Have you ever wanted to round up 100 cars with huge sound systems, drop them in a Los Angeles carpark and get them all to play a sine wave in A? Or more precisely, a variety of frequencies that have some point in history been called A – since that defintion has slightly varied over the centuries. I’m guessing probably not, but I bet it’s got you curious.
Ikeda’s long-running series investigates the frequencies of the note A. Before the world settled on the general tuning standard of A=440Hz, there were historically many different standards.
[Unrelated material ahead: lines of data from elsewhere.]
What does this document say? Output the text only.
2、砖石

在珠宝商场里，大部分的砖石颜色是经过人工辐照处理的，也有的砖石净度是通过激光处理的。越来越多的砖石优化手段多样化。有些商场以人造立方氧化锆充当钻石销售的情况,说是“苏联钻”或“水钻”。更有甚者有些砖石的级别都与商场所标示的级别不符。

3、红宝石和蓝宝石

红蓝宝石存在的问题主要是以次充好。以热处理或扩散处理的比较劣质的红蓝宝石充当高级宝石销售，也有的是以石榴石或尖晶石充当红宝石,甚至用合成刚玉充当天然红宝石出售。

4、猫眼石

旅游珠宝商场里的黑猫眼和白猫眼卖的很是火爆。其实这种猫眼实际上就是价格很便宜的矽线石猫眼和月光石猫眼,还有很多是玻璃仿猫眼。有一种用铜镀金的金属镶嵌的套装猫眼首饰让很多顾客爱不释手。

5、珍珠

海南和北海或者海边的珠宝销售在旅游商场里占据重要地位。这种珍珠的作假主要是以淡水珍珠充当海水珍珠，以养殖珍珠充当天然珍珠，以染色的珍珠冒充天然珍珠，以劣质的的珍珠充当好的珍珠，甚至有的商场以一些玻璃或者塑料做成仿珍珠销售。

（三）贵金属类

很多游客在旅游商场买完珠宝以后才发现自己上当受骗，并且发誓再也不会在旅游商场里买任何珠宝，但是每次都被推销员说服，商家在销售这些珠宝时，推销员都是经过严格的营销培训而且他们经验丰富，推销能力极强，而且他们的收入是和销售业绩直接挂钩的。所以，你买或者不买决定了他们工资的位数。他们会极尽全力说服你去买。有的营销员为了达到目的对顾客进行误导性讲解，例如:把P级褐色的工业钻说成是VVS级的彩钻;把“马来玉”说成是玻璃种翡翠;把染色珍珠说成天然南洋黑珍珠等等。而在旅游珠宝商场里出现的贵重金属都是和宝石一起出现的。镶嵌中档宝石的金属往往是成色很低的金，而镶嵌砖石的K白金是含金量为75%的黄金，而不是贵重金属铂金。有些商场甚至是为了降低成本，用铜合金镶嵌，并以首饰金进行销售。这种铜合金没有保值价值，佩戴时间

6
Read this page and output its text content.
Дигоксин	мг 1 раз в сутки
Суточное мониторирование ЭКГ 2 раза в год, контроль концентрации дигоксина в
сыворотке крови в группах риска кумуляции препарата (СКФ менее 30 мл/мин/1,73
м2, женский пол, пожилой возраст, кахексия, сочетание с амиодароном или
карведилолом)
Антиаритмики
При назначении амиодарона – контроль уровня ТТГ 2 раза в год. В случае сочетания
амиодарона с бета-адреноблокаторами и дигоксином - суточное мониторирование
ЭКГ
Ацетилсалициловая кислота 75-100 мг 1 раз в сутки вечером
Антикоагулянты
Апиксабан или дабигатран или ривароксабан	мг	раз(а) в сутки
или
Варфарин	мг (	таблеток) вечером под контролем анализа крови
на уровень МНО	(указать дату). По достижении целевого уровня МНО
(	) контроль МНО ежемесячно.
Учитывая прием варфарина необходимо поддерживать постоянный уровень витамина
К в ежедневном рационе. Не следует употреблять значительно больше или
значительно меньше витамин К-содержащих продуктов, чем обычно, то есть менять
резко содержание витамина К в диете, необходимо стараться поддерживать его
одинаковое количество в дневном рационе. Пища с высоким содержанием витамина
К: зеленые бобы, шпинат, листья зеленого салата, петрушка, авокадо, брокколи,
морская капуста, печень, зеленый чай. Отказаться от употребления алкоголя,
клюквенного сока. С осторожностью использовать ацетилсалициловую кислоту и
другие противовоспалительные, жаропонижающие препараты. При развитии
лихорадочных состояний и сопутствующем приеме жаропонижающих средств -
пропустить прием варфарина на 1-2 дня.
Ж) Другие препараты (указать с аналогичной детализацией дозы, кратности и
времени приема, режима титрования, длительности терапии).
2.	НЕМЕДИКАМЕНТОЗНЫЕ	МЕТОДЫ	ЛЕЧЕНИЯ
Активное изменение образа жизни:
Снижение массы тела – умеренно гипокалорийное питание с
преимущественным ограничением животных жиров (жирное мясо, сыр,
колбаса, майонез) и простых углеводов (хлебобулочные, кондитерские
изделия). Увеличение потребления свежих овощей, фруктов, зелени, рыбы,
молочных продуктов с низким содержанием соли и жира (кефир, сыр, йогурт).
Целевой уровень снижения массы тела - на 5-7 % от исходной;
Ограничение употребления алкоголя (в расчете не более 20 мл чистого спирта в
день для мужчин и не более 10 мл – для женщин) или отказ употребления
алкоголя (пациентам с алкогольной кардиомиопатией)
A [for 100 cars] was performed by emitting sine waves at all these diverse (yet specific) frequencies creating an immersive soundscape.
Each car owner was given a custom-made sine-wave synthesiser and assigned one of 100 As from throughout history. A guy in a lowrider could be playing 430 hertz from the 1810 tuning fork of composer Henry Lamoine in Paris while the AMG Mercedes in the next row was playing 419.6 hertz from the organ of the Cathedral of Seville, Spain.
As part of Red Bull Music Academy Festival Los Angeles, Korg’s Tatsuya Takahashi (responsible for the Volca series, Minilogue and Monologue) worked with Ikeda to create a custom synthesiser especially for this performance – coming together to create the world’s largest synth orchestra.
Check out Red Bull Music Academy’s recap opposite.
The New York Times covered the event too;
“you could close your eyes and feel how the music pushed against the ears, the head, the skin, throbbing and droning and crashing.”